中途採用の候補者はすでに社会人としてのキャリアを積んでおり、自分の市場価値をある程度把握しています。転職サイトや転職エージェントを通じて相場感も理解しているため、提示された条件が期待に届かない場合や他社から好条件のオファーを受けた場合には、そちらを選択します。
現職と同程度かそれ以下の条件では、「リスクを冒してまで転職する必要がない」と判断されてしまいます。しかし、提示できる条件に限界がある場合でも、年収の将来的な上がり幅や明確な評価制度、具体的なキャリアパス、充実した福利厚生、柔軟な働き方など金額以外の魅力を丁寧に伝えることで差別化できるでしょう。
また、労働条件だけではなく会社と求職者の価値観の合致も重要なポイントになります。条件だけでは他社に劣ってしまっても、やりがいを求めている転職者にとっては企業のビジョンや理念も重要な判断材料になります。自社の社会的意義や使命を訴求し、共感してくれる人材と出会えるようにメッセージを打ち出してみましょう。
面接時の印象や社風にギャップを感じたため
面接官の対応や社内の雰囲気が原因で内定を辞退されるケースも少なくありません。
候補者にとって面接官は「その会社の代表」です。高圧的な態度や丁寧でない対応があると、「この会社で働きたい」という気持ちが冷めてしまいます。
また、求人情報や面接時の説明と実際の業務内容や職場環境にギャップがあると、「話と違う」という不信感につながり、入社前に辞退を決断される原因となります。
例えば、残業時間や業務の具体的な内容、組織体制、社風や文化などに認識の齟齬があると、候補者は入社後のミスマッチを懸念します。
こうしたギャップを防ぐには、面接段階から正直に情報を開示し、入社後のリアルな姿を伝えることが重要です。課題や大変な点も包み隠さず伝えることで、候補者は納得感を持って入社を決断できるでしょう。
現職からの引き留め・家族の反対があったため
退職の意思を伝えた際に現職の上司から引き留めを受けて内定を辞退するケースもあります。
現職から好条件での昇給や昇進を提示されたり、「君がいないと困る」と説得されたりすると、候補者の心が揺らぎます。また、家族から「今の会社を辞めるのは勿体ない」「転職先は本当に大丈夫なのか」と心配されると、候補者も不安になり、転職への決意が揺らいでしまいます。

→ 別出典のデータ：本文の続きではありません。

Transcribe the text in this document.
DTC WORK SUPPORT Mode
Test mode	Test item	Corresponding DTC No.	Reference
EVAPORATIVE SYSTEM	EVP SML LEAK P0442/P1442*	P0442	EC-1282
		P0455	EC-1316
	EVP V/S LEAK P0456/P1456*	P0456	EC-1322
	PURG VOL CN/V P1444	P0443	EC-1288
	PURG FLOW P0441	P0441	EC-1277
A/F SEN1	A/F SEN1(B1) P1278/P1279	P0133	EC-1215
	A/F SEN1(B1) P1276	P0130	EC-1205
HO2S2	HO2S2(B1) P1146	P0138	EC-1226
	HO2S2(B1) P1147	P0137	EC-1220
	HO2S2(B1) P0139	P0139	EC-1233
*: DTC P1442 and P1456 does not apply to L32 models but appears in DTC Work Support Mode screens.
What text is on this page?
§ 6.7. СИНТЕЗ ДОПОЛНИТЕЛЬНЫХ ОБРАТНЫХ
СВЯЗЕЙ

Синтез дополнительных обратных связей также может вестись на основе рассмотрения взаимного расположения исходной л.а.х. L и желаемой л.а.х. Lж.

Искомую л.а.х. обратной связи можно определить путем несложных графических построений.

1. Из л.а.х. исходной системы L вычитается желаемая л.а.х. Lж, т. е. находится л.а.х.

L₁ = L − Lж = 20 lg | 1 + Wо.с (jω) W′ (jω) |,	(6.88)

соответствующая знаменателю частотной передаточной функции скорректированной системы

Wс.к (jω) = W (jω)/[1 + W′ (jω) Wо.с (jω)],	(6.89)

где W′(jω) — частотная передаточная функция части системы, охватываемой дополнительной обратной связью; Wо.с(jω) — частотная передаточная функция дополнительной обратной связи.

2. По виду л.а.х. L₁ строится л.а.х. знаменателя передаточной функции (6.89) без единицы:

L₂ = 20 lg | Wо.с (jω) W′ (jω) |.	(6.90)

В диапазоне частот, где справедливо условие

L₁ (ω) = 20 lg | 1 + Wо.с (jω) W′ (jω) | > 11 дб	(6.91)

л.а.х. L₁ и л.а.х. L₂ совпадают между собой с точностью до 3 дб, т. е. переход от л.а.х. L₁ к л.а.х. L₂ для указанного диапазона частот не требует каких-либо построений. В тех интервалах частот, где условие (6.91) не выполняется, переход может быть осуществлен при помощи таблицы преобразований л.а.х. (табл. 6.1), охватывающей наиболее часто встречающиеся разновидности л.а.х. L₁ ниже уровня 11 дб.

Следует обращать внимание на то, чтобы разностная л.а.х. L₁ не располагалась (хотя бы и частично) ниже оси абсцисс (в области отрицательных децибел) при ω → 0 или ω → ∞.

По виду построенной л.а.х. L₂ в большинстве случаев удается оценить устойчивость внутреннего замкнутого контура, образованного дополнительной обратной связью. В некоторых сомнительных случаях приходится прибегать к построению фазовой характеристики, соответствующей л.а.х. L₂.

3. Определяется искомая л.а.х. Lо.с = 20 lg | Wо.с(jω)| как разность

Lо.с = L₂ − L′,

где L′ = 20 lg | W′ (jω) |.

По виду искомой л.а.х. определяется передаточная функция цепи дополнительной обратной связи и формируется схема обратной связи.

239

こうした理由による辞退は企業側でコントロールするのが難しいですが、内定後のこまめなコミュニケーションや丁寧なフォローで信頼関係を深め、入社への期待感を高めることで、ある程度防ぐことは可能です。
企業側の連絡や対応スピードが遅かったため
選考中や内定後の連絡が遅いことが原因で、候補者が他社に流れてしまうケースも多くあります。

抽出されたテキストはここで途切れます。